Avâmın Ve Havâsın Tövbesi
"BİD'AT EHLİ İLE OTURMA!"Bu mübarek zatın çok kerametleri görülmüştür. Çok ibâdet ederdi. Gece yatağını hazırladıkları vakit, yalnız kalınca;
"Ey yatak! Sen rahat ve hoş bir şeysin. Ama ben senin üzerinde yatmam!" dedikten sonra, sabaha kadar ibâdet ederdi.
Buyurdu ki: "Âzâları içinde yalnız dili ile şükreden kimsenin şükrü az olur. Çünkü gözün şükrü, bir hayır gördüğü zaman onu almak, eğer şer görürse onu örtmektir. Kulağın şükrü, bir hayır işittiği zaman onu ezberlemek, şer işitirse onu unutmaktır. Ellerin şükrü, onlarla hak olandan başkasını tutmamaktır. Midenin şükrü, ilim ve hilm ile dolu olmak; ayakların şükrü de, iyilikten başkasına gitmemektir. Kim böyle yaparsa hakikaten şükredenlerden olur."
"Bid'at ehli ile oturana, hikmet verilmez. Bid'at ehli ile oturanın üzerine lânet inmesinden korkarım. Kim bid'at ehlini severse, Allahü teâlâ onun amelini yok eder ve kalbinden İslâm nûrunu çıkarır."
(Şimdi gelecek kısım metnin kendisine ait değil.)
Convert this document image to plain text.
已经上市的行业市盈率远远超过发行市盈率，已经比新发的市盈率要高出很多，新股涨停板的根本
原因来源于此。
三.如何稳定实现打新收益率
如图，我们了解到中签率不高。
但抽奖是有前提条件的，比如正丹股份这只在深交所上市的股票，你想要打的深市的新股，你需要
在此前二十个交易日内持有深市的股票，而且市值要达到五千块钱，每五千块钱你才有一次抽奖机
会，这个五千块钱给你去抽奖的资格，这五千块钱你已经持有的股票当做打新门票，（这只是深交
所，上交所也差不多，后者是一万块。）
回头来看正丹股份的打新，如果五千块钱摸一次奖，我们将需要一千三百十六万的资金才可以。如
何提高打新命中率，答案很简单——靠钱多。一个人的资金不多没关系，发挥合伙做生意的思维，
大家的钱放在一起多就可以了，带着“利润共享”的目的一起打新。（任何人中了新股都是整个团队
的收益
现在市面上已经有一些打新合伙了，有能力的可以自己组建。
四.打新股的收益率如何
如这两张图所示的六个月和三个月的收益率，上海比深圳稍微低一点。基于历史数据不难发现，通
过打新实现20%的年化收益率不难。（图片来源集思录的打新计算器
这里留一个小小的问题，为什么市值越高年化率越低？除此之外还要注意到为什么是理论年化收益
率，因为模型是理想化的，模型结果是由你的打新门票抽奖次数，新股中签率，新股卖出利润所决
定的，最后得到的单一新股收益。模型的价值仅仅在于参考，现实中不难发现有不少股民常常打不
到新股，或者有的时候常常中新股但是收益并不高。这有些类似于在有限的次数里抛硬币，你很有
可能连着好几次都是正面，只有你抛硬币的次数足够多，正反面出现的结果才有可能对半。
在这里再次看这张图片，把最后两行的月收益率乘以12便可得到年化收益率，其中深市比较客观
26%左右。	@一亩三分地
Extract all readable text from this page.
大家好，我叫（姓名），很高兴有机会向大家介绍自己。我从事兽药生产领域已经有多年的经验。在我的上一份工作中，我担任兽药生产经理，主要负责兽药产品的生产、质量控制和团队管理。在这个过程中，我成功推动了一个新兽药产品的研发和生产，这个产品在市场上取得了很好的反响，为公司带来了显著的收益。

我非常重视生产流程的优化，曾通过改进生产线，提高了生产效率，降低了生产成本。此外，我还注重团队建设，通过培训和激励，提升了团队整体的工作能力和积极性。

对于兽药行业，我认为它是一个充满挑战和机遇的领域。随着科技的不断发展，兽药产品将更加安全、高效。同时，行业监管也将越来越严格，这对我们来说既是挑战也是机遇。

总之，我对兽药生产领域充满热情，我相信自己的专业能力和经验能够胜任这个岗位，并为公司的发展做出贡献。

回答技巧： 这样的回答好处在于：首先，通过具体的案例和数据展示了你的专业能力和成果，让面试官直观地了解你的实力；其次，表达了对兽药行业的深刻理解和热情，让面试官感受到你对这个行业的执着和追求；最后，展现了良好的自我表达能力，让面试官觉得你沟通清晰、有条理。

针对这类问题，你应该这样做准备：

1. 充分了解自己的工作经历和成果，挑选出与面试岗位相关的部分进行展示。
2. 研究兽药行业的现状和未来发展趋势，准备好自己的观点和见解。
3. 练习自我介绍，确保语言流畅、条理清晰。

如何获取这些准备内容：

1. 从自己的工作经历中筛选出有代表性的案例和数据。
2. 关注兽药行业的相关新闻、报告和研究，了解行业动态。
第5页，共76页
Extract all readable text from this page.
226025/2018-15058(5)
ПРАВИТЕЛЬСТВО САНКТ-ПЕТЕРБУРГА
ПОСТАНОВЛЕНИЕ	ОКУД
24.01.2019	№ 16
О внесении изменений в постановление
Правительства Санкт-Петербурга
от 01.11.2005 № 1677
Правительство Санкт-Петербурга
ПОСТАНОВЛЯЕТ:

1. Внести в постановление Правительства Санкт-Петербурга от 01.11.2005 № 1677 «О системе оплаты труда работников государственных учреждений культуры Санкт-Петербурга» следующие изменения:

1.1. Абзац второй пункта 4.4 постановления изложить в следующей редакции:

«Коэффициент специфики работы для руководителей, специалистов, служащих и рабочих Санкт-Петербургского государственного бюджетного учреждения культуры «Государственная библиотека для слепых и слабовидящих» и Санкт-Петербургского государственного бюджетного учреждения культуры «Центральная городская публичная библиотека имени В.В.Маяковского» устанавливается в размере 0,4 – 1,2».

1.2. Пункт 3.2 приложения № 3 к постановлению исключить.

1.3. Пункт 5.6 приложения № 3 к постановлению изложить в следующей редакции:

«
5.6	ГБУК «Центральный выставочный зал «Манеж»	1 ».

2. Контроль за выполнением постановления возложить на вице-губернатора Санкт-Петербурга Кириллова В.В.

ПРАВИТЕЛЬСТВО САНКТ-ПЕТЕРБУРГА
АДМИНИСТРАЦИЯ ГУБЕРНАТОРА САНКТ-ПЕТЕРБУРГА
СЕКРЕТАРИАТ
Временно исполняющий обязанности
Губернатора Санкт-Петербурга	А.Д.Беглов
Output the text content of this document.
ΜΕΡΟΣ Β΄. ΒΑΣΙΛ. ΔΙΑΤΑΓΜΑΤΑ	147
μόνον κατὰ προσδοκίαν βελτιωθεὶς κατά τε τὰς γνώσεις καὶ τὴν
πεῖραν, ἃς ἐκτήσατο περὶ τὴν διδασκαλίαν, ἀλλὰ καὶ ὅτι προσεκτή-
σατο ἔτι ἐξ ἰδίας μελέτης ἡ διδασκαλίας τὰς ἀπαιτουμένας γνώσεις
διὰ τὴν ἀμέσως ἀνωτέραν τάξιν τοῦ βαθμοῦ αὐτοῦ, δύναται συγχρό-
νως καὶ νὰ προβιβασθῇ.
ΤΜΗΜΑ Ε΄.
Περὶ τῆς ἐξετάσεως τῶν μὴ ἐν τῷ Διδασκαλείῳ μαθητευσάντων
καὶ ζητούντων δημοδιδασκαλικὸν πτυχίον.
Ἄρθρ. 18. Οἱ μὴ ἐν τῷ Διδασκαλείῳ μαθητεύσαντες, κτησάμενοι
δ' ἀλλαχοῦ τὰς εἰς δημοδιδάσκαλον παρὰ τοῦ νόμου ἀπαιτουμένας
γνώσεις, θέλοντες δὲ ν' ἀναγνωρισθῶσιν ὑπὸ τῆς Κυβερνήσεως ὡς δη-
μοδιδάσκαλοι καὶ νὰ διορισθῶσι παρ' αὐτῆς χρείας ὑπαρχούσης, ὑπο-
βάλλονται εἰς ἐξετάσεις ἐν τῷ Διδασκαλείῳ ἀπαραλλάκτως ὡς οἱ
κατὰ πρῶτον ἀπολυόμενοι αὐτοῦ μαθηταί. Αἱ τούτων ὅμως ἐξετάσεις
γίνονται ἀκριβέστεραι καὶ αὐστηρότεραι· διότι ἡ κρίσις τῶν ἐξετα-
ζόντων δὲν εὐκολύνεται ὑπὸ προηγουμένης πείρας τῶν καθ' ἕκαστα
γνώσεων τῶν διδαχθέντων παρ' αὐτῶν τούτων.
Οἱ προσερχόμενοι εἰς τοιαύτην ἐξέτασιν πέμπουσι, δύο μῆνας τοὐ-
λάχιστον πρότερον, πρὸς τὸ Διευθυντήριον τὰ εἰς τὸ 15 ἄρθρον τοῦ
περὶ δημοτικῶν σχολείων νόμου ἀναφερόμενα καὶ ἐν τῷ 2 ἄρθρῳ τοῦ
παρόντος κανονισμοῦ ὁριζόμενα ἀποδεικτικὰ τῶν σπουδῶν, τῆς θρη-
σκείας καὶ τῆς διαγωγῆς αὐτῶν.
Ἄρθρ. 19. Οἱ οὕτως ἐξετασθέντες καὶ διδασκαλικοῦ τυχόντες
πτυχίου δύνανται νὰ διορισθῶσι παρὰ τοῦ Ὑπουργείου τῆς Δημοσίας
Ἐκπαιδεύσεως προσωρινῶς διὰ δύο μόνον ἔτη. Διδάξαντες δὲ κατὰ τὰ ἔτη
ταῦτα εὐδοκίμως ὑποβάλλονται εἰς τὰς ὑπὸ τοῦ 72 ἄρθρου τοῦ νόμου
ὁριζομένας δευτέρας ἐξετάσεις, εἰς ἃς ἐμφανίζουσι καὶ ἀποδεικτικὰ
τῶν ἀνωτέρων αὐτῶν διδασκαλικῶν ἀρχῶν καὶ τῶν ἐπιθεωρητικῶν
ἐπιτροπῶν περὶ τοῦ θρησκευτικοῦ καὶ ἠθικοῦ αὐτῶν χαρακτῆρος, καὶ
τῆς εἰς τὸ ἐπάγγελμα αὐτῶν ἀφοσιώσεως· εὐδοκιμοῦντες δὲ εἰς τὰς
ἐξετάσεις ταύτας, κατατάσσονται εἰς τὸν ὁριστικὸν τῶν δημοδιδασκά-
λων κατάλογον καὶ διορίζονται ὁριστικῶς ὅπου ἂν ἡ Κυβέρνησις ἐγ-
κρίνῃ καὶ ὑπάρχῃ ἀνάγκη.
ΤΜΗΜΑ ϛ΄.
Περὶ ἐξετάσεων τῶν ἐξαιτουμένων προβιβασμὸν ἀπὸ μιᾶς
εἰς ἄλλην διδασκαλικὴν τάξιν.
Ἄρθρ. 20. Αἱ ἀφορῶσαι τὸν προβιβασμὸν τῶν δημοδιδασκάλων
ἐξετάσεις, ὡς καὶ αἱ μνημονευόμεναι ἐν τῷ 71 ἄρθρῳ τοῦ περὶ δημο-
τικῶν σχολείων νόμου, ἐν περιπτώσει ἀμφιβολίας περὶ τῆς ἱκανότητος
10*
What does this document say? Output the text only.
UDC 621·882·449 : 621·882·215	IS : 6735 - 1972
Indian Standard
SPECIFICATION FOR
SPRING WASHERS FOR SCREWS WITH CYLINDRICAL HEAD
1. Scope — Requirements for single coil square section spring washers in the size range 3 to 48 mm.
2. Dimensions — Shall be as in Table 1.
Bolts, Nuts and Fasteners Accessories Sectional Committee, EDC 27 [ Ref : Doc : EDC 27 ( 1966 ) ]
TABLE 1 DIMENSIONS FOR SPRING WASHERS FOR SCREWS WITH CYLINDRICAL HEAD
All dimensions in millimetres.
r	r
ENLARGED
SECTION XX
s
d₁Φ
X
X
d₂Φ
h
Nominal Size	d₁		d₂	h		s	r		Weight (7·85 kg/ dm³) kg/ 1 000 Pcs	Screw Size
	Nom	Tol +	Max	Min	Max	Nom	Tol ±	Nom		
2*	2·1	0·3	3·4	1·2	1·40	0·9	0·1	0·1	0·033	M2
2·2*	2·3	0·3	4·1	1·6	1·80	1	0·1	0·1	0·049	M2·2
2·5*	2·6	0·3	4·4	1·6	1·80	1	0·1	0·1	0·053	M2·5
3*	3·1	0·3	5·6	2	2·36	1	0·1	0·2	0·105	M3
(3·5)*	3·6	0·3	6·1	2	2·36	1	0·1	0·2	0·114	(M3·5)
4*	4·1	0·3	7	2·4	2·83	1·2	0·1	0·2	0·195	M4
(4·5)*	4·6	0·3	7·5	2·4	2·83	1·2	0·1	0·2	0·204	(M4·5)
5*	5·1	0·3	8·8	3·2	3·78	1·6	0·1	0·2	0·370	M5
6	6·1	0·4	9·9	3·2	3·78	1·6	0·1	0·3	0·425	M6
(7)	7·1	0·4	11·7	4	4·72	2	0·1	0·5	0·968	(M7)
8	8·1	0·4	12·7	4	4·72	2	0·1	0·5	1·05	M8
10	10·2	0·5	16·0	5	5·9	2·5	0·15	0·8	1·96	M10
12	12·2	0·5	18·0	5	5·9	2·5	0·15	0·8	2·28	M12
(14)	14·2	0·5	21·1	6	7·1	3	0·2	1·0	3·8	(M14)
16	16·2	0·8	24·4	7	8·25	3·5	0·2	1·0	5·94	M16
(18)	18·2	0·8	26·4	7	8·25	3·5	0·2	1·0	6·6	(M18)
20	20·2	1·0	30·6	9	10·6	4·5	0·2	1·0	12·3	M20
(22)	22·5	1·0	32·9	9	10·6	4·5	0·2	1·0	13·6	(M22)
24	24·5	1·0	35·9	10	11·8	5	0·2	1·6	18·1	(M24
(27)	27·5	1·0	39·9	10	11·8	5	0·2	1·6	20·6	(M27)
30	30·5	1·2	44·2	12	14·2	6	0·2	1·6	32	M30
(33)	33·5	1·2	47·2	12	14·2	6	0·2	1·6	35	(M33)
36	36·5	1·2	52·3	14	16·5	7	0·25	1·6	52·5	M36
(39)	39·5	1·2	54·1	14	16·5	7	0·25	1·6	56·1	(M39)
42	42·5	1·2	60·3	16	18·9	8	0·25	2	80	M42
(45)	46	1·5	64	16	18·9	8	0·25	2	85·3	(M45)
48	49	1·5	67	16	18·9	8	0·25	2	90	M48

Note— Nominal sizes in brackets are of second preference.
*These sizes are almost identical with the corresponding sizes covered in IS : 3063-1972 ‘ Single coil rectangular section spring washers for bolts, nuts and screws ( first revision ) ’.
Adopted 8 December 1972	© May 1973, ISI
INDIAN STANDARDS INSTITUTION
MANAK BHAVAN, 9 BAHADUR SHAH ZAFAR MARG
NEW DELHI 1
"Tövbe iki çeşittir. Biri avâmın tövbesi, biri de seçilmişlerin tövbesidir. Avâmın tövbesi günâhlardan tövbedir. Seçil-mişlerin tövbesi gafletten tövbedir. Avâm ile havâsın, seçilmişlerin tövbelerinde fark vardır. Avâm, günahlardan ve kötülüklerden tövbe eder. Havâs ise bunları zâten işlemez. Fakat onların tövbesi yanılmaktan, gaflete düşmekten ve yaptığı ibâdet ve tâatı sebebiyle kendini beğenme korkusundan tövbedir.
"ÖYLE ÜMİTLİ OL Kİ!.."
"Ey Âdemoğlu! Allahü teâlânın rahmetinden öyle ümitli ol ki, bu ümidin seni, Allahü teâlânın mekrinden emin kılmasın. Eğer bundan emin olursan, günâhları işler, Allahü teâlânın gazâbına uğrarsın. Yine Allahü teâlâdan öyle kork ki, bu korku O'nun rahmetinden ümidini kestirmesin. Ne kadar günahkâr olursan ol, yine de Allahü teâlânın rahmet ve merhametinden ümidli ol. Tövbe ederek Allah'a dön. Günâhı çok yapıyorsunuz. Halbuki istiğfârı çok yapmalısınız. Çünkü, insan âhirette, amel defterinde iki satır arasında istiğfâr görünce çok sevinir."
Ali el-Masisi hazretleri, hayâtının sonlarına doğru; "Kırk yıldır beni üzen tek şey, sabahın olmasıdır" buyurdu. O, gece ibâdetine doyamadan sabah oluyordu. 822 (H.207) yılında Masisa'da vefât etti. Oraya defnedildi.